Ituri : à Tchomia, un Salongo communautaire renforce la confiance entre la population et les forces de défense et de sécurité

Tchomia, Ituri – 18 juillet 2026. Dans le cadre du projet Nashiriki Kwa Masikilizano II, financé par l’Union européenne et mis en œuvre par le consortium composé du Norwegian Refugee Council (NRC), Search for Common Ground, International Alert et Justice Plus, une activité de rapprochement civilo-militaire sous forme de Salongo communautaire a réuni, samedi 18 juillet, les communautés locales, les autorités et les forces de défense et de sécurité dans la cité de Tchomia, en chefferie des Bahema Banywagi.

Organisée dans l’enceinte du bureau de l’Hygiène, au bord du lac Albert, cette initiative visait à renforcer la confiance entre les populations civiles et les forces de défense et de sécurité à travers une action communautaire d’intérêt public axée sur l’assainissement du milieu.

Près de 80 participants, dont 28 femmes, 27 éléments de la Police nationale congolaise (PNC), 23 militaires des Forces armées de la République démocratique du Congo (FARDC), ainsi que des représentants des autorités administratives, coutumières, des services techniques, de la société civile, des organisations de jeunes et de femmes, ont travaillé côte à côte dans un esprit de solidarité et de responsabilité partagée.

Munis de bêches, machettes, houes, râteaux, pelles et brouettes, les participants ont procédé au débroussaillage, au ramassage des déchets, au sarclage, au nettoyage complet du site ainsi qu’à l’évacuation des immondices. Cette mobilisation collective a permis de redonner au bureau de l’Hygiène un environnement propre, salubre et facilement accessible.

Au-delà des travaux communautaires, les participants ont bénéficié de séances de sensibilisation animées par les consultants du projet issus des FARDC et de la PNC. Les échanges ont porté sur la cohésion sociale, le vivre-ensemble, le renforcement de la confiance entre les communautés et les forces de défense et de sécurité, la protection de l’environnement, la prévention de la maladie à virus Ebola ainsi que la lutte contre les violences basées sur le genre (VBG).

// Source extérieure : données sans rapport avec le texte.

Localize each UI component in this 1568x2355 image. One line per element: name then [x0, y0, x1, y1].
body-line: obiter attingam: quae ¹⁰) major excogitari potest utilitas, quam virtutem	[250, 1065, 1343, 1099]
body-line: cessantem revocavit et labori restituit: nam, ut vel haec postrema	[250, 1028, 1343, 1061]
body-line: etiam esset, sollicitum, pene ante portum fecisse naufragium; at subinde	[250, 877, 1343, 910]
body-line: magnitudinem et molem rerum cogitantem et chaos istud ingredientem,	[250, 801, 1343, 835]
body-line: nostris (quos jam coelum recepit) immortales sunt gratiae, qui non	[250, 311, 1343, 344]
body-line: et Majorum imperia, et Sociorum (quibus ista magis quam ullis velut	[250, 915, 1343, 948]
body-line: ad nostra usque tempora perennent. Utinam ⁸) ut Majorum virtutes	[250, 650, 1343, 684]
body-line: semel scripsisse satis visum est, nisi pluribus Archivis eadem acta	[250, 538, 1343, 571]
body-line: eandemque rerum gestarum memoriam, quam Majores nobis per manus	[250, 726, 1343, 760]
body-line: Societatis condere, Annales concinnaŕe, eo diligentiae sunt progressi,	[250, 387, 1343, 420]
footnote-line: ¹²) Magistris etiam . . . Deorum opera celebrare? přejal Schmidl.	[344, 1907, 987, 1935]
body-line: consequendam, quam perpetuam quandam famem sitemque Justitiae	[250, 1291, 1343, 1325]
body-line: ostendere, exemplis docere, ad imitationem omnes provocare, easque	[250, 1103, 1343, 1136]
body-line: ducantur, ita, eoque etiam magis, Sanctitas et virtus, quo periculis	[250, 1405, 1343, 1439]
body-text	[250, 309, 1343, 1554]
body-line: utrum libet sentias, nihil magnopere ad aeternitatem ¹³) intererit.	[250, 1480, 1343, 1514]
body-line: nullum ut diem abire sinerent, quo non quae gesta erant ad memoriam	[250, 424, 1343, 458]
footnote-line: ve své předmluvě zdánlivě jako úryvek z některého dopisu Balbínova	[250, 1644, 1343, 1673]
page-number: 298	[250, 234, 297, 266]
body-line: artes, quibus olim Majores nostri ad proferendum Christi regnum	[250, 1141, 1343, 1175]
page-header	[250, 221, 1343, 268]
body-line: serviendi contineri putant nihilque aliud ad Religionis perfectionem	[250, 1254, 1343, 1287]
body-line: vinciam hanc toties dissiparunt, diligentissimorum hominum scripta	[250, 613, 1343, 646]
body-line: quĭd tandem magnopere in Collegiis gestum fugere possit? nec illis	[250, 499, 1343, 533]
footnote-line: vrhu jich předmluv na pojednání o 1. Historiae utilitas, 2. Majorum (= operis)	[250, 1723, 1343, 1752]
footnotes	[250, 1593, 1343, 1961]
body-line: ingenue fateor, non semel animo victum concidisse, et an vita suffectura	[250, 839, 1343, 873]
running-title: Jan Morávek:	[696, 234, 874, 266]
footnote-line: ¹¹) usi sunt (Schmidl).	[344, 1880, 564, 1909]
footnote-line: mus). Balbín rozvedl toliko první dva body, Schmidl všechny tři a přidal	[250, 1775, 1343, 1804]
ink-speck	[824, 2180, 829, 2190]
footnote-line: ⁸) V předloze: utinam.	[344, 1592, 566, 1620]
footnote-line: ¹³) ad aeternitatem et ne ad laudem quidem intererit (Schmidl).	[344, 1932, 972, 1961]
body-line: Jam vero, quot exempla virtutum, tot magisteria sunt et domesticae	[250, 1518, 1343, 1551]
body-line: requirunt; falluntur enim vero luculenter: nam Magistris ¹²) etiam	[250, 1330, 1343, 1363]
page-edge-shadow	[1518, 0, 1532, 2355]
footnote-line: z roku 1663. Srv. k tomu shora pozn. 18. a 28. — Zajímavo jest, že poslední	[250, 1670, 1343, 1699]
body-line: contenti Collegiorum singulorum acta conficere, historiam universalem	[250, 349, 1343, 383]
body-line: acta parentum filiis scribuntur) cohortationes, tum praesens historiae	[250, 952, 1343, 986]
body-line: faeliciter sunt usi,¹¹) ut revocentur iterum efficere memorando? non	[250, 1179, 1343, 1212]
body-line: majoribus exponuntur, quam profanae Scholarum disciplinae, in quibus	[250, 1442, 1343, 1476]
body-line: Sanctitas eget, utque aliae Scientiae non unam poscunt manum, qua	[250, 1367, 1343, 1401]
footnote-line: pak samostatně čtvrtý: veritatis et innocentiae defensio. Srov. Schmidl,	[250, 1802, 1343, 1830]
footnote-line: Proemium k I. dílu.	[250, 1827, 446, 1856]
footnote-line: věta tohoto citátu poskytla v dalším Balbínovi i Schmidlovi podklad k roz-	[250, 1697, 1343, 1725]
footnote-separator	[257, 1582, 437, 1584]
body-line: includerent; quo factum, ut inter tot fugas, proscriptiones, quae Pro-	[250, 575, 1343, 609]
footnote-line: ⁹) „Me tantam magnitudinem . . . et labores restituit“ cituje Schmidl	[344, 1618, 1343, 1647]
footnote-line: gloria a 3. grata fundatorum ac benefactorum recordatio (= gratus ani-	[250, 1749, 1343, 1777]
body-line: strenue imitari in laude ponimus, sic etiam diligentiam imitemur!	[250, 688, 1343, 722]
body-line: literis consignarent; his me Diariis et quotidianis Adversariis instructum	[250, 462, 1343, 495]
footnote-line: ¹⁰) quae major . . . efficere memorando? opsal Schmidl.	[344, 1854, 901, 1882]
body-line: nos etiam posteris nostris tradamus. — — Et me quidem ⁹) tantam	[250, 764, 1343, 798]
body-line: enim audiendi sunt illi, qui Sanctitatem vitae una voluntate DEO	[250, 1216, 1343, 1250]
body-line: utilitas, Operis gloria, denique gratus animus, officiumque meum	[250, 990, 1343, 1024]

L’un des moments les plus marquants de cette activité a été la participation spontanée de plusieurs habitants, notamment des femmes commerçantes de poisson, qui ont rejoint les travaux après avoir constaté la collaboration harmonieuse entre les militaires, les policiers, les autorités locales et les citoyens. Cette dynamique a illustré un changement progressif de perception et un renforcement du dialogue entre les différents acteurs.

À l’issue de l’activité, des outils aratoires ont été officiellement remis à la chefferie afin de soutenir la poursuite des actions communautaires d’assainissement. Les autorités locales et les représentants de la communauté se sont engagés à organiser régulièrement d’autres séances de Salongo communautaire pour maintenir cette dynamique de rapprochement et de cohésion sociale.

Les témoignages recueillis auprès des participants ont confirmé l’impact positif de cette initiative. Mme Eveline, vendeuse de poisson à Tchomia, a expliqué avoir d’abord craint une opération sécuritaire avant d’être agréablement surprise de voir militaires, policiers et civils travailler ensemble. « Aujourd’hui, je les vois autrement : comme des partenaires qui veulent aussi le bien-être de notre communauté », a-t-elle déclaré.

De son côté, Eric Kahigwa, agent percepteur au Programme national de l’Hygiène à la frontière de Tchomia, a salué une initiative qui répond à un besoin réel d’assainissement tout en consolidant la confiance entre les institutions publiques et la population. Il a annoncé la volonté de son service d’installer des poubelles publiques et de poursuivre des campagnes régulières de salubrité afin de préserver durablement les acquis de cette mobilisation.

À travers cette activité, le projet Nashiriki Kwa Masikilizano II démontre que le Salongo communautaire constitue un véritable outil de consolidation de la paix. En associant les communautés, les autorités locales et les forces de défense et de sécurité autour d’un objectif commun, cette approche favorise le dialogue, renforce la confiance mutuelle et contribue durablement à la cohésion sociale dans la province de l’Ituri.